Citrus species are among the most important fruit crops in the world. They are widely grown in the tropical, subtropical, and borderline subtropical/temperate areas of the world. The genus Citrus was established by Carl Linneaus in 1753. Since the establishment of the genus, Citrus has attracted much research interest for more than 250 years.
The most widely accepted taxonomic systems today are those of Swingle (1943) and Tanaka (1977) who recognized 16 and 162 species, respectively. Scora (1975) and Barrett and Rhodes (1976) suggested that there were only three true species within the subgenus Eucitrus of Swingle’s system (i.e., C. medica, C. reticulata, and C. grandis). The other genotypes were derived from hybridization between these true species. Citrus has a long history of cultivation—more than 4000 years (Scora, 1988; Webber et al., 1967). However, the huge controversy over the phylogeny of key wild species, and the genetic relationship between the cultivated species and their putative wild progenitors have remained unresolved, mainly due to the sexual compatibility between Citrus and related genera, the high frequency of bud mutations, the long history of cultivation, and wide dispersion.

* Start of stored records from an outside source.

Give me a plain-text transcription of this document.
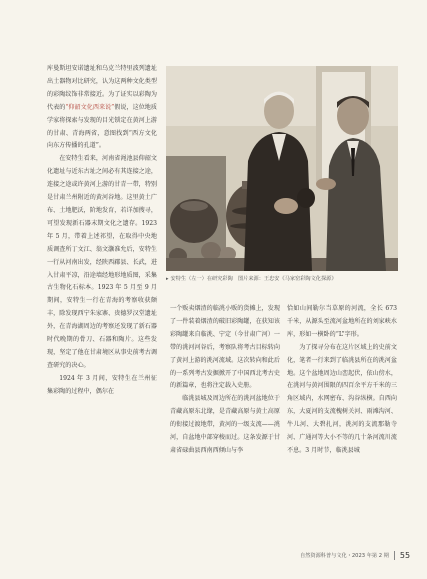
库曼斯坦安诺遗址和乌克兰特里波列遗址出土器物对比研究，认为这两种文化类型的彩陶纹饰非常接近。为了证实以彩陶为代表的“仰韶文化西来说”假说，这位地质学家将探索与发现的目光锁定在黄河上游的甘肃、青海两省，意图找到“西方文化向东方传播的孔道”。

在安特生看来，河南省渑池县仰韶文化遗址与近东古址之间必有其连接之途，连接之途或许黄河上游的甘青一带，特别是甘肃兰州附近的黄河谷地。这里黄土广布、土地肥沃，阶地发育，若详加搜寻，可望发现新石器末期文化之遗存。1923 年 5 月，带着上述祁望，在取得中央地质调查所丁文江、翁文灏准允后，安特生一行从河南出发，经陕西郿县、长武，进入甘肃平凉，沿途墙经地形地质图，采集古生物化石标本。1923 年 5 月至 9 月期间，安特生一行在青海的考察收获颇丰，除发现西宁朱家寨、贵德罗汉堂遗址外，在青海湖周边的考察还发现了新石器时代晚期的骨刀、石器和陶片。这些发现，坚定了他在甘肃境区从事史前考古调查研究的决心。

1924 年 3 月间，安特生在兰州征集彩陶的过程中，偶尔在

▸ 安特生（左一）在研究彩陶  图片来源：王忠安《马家窑彩陶文化探源》

一个贩卖烟渣的临洮小贩的货摊上，发现了一件装着烟渣的破旧彩陶罐，在获知该彩陶罐来自临洮、宁定（今甘肃广河）一带的洮河河谷后，考察队将考古目标转向了黄河上游的洮河流域。这次转向和此后的一系列考古发掘掀开了中国西北考古史的新篇章，也将注定载入史册。

临洮县城及周边所在的洮河盆地位于青藏高原东北缘，是青藏高原与黄土高原的衔接过渡地带，黄河的一级支流——洮河，自盆地中部穿梭而过。这条发源于甘肃省碌曲县西南西倾山与李

恰如山间勒尔当草原的河流，全长 673 千米，从源头至流河盆地所在的刘家峡水库，形如一横卧的“L”字形。

为了探寻分布在这片区域上的史前文化，笔者一行来到了临洮县所在的洮河盆地。这个盆地周边山峦起伏，依山傍水，在洮河与黄河围限的四百余平方千米的三角区域内，水网密布、沟谷纵横。自西向东，大夏河的支流槐树关河、雨滩沟河、牛儿河、大碧扎河，洮河的支流那勒寺河、广通河等大小不等的几十条河流川流不息。3 月时节，临洮县城

自然资源科普与文化・2023 年第 2 期 55
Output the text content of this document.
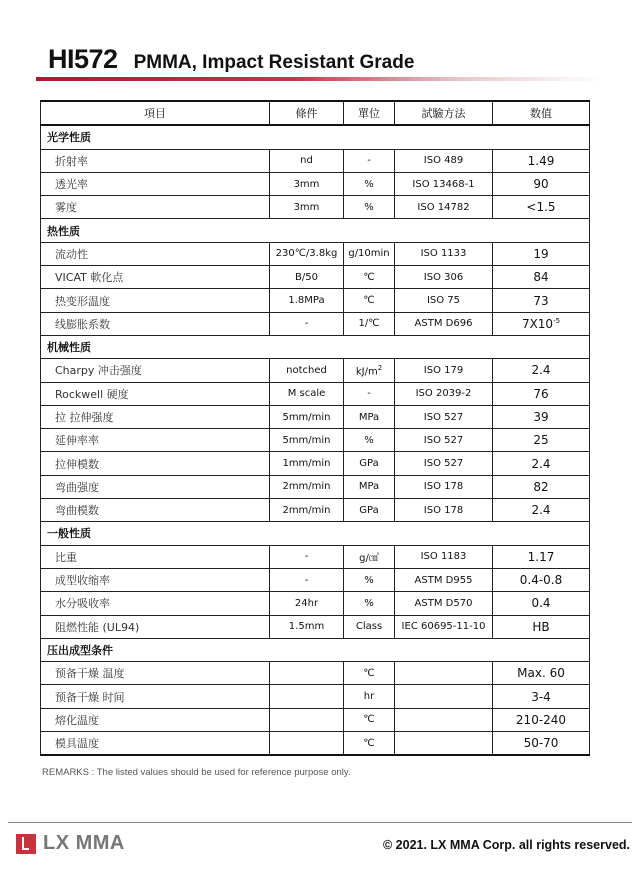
HI572 PMMA, Impact Resistant Grade
項目	條件	單位	試驗方法	数值
光学性质				
折射率	nd	-	ISO 489	1.49
透光率	3mm	%	ISO 13468-1	90
雾度	3mm	%	ISO 14782	<1.5
热性质				
流动性	230℃/3.8kg	g/10min	ISO 1133	19
VICAT 軟化点	B/50	℃	ISO 306	84
热变形温度	1.8MPa	℃	ISO 75	73
线膨胀系数	-	1/℃	ASTM D696	$7X10^{-5}$
机械性质				
Charpy 冲击强度	notched	$kJ/m^2$	ISO 179	2.4
Rockwell 硬度	M scale	-	ISO 2039-2	76
拉 拉伸强度	5mm/min	MPa	ISO 527	39
延伸率率	5mm/min	%	ISO 527	25
拉伸模数	1mm/min	GPa	ISO 527	2.4
弯曲强度	2mm/min	MPa	ISO 178	82
弯曲模数	2mm/min	GPa	ISO 178	2.4
一般性质				
比重	-	g/㎤	ISO 1183	1.17
成型收缩率	-	%	ASTM D955	0.4-0.8
水分吸收率	24hr	%	ASTM D570	0.4
阻燃性能 (UL94)	1.5mm	Class	IEC 60695-11-10	HB
压出成型条件				
预备干燥 温度		℃		Max. 60
预备干燥 时间		hr		3-4
熔化温度		℃		210-240
模具温度		℃		50-70
REMARKS : The listed values should be used for reference purpose only.
LX MMA	© 2021. LX MMA Corp. all rights reserved.
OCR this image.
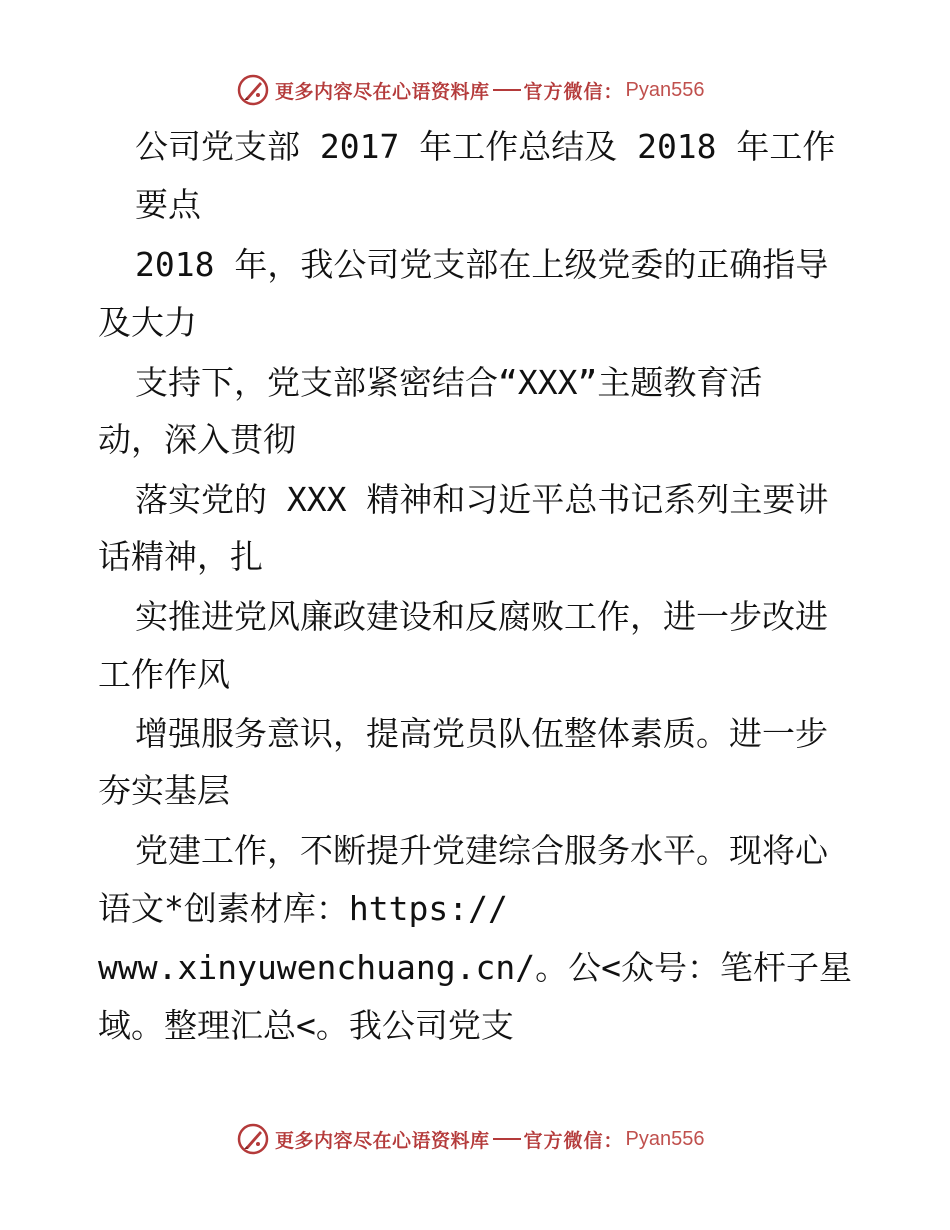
更多内容尽在心语资料库 官方微信： Pyan556
公司党支部 2017 年工作总结及 2018 年工作
要点
2018 年，我公司党支部在上级党委的正确指导
及大力
支持下，党支部紧密结合“XXX”主题教育活
动，深入贯彻
落实党的 XXX 精神和习近平总书记系列主要讲
话精神，扎
实推进党风廉政建设和反腐败工作，进一步改进
工作作风
增强服务意识，提高党员队伍整体素质。进一步
夯实基层
党建工作，不断提升党建综合服务水平。现将心
语文*创素材库：https://
www.xinyuwenchuang.cn/。公<众号：笔杆子星
域。整理汇总<。我公司党支
更多内容尽在心语资料库 官方微信： Pyan556
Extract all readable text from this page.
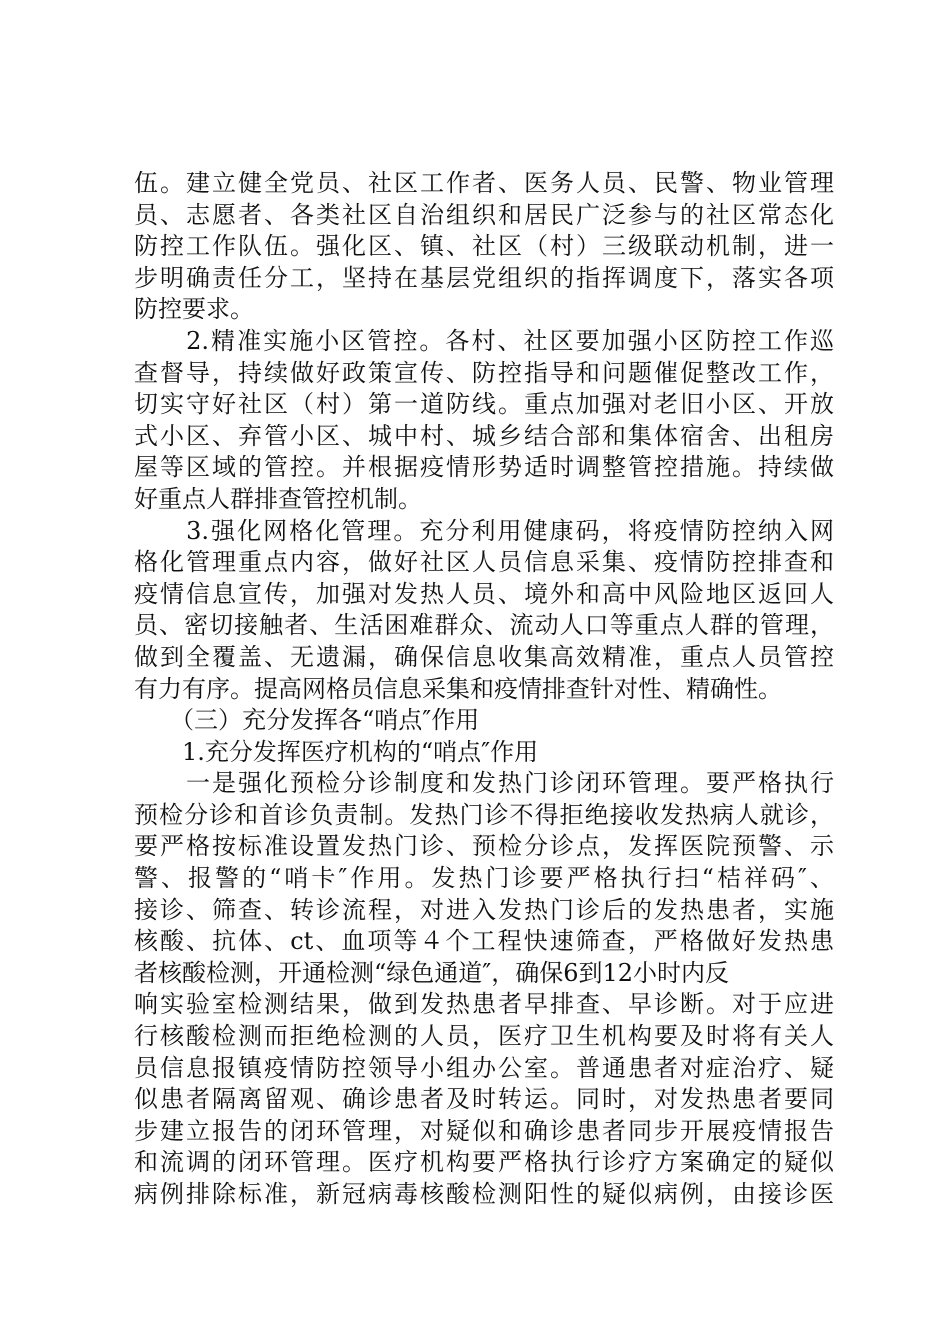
伍。建立健全党员、社区工作者、医务人员、民警、物业管理
员、志愿者、各类社区自治组织和居民广泛参与的社区常态化
防控工作队伍。强化区、镇、社区（村）三级联动机制，进一
步明确责任分工，坚持在基层党组织的指挥调度下，落实各项
防控要求。
　　2.精准实施小区管控。各村、社区要加强小区防控工作巡
查督导，持续做好政策宣传、防控指导和问题催促整改工作，
切实守好社区（村）第一道防线。重点加强对老旧小区、开放
式小区、弃管小区、城中村、城乡结合部和集体宿舍、出租房
屋等区域的管控。并根据疫情形势适时调整管控措施。持续做
好重点人群排查管控机制。
　　3.强化网格化管理。充分利用健康码，将疫情防控纳入网
格化管理重点内容，做好社区人员信息采集、疫情防控排查和
疫情信息宣传，加强对发热人员、境外和高中风险地区返回人
员、密切接触者、生活困难群众、流动人口等重点人群的管理，
做到全覆盖、无遗漏，确保信息收集高效精准，重点人员管控
有力有序。提高网格员信息采集和疫情排查针对性、精确性。
　　（三）充分发挥各“哨点″作用
　　1.充分发挥医疗机构的“哨点″作用
　　一是强化预检分诊制度和发热门诊闭环管理。要严格执行
预检分诊和首诊负责制。发热门诊不得拒绝接收发热病人就诊，
要严格按标准设置发热门诊、预检分诊点，发挥医院预警、示
警、报警的“哨卡″作用。发热门诊要严格执行扫“桔祥码″、
接诊、筛查、转诊流程，对进入发热门诊后的发热患者，实施
核酸、抗体、ct、血项等４个工程快速筛查，严格做好发热患
者核酸检测，开通检测“绿色通道″，确保6到12小时内反
响实验室检测结果，做到发热患者早排查、早诊断。对于应进
行核酸检测而拒绝检测的人员，医疗卫生机构要及时将有关人
员信息报镇疫情防控领导小组办公室。普通患者对症治疗、疑
似患者隔离留观、确诊患者及时转运。同时，对发热患者要同
步建立报告的闭环管理，对疑似和确诊患者同步开展疫情报告
和流调的闭环管理。医疗机构要严格执行诊疗方案确定的疑似
病例排除标准，新冠病毒核酸检测阳性的疑似病例，由接诊医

Previous studies on the genetic origin of cultivated citrus were mainly based on morphological, biochemical, and isozyme data (Barrett and Rhodes, 1976; Fang, 1993; Scora, 1988; Torres et al., 1978). Recently, DNA markers such as restriction fragment length polymorphisms (RFLPs), random amplified polymorphic DNA (RAPD), and sequence-characterized amplified regions (SCARs) were widely used to investigate the phylogenetic relationship of Citrus and its close relatives to infer into the genetic origins of the cultivated types (Federici et al., 1998; Nicolosi et al., 2000). More recently, DNA sequence data gave some clues about the progenitors of cultivated citrus (Bayer et al., 2009). Although these studies provided useful information for the origin of citrus and its taxonomy, the results have not been always in agreement. A clearer understanding of the citrus genetic background is necessary for better a characterization and utilization of citrus germplasm.
A total of 30 accessions was analyzed in the present study, including 24 belonging to the subgenus Citrus, three from the subgenus Papeda, and three from the genus Poncirus that were used as the outgroups.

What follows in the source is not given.